Posted on:2006-11-18Degree:Ph.DType:Dissertation
University:University of California, San DiegoCandidate:Dail, N. MoniqueFull Text:PDF
GTID:1454390008951458Subject:Biology
Abstract/Summary:
Receptor tyrosine kinases of the Eph and epidermal growth factor (EGF) families are critical regulators of cell shape and motility.
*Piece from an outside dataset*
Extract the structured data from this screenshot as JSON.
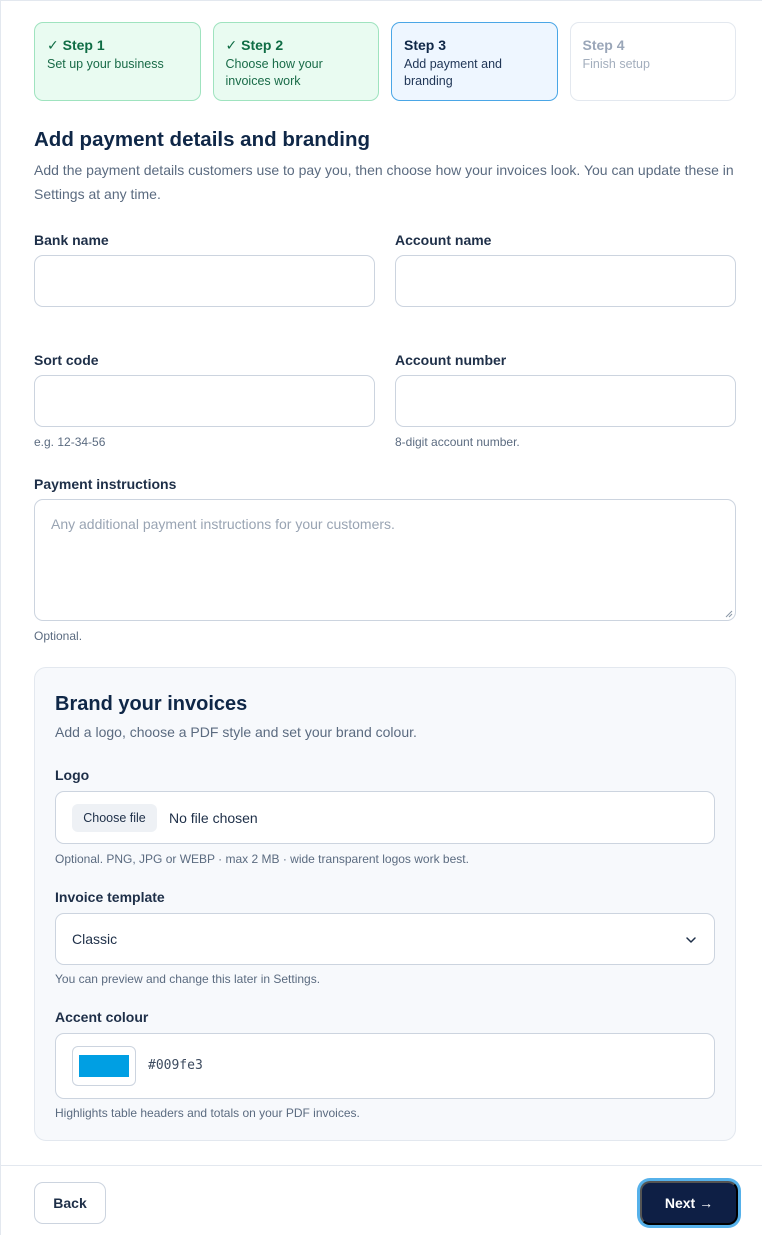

While Eph receptors typically transduce signals that result in cell repulsion, the EGF receptor triggers attractive responses. Here we characterize the role of two different molecules, the SHEP1 adaptor protein and the R-Ras GTPase, which act downstream of receptor tyrosine kinases to modulate cell morphology and migration. We show that SHEP1, through its association with Cas, plays a role in membrane extension and cell motility towards EGF. In addition, we present data suggesting that negative regulation of R-Ras mediates the repulsive effects of Eph receptors, including cell retraction, growth cone collapse and impaired cell migration. Although SHEP1 can bind R-Ras, the role of SHEP1 in the repulsive responses of Eph receptors remains unknown. This work delineates signal transduction mechanisms that contribute to our understanding of receptor tyrosine kinase biology. Growing evidence suggests Eph and EGF receptors also play a role in tumor progression, thus the data presented here may also aid in the design of new cancer therapies.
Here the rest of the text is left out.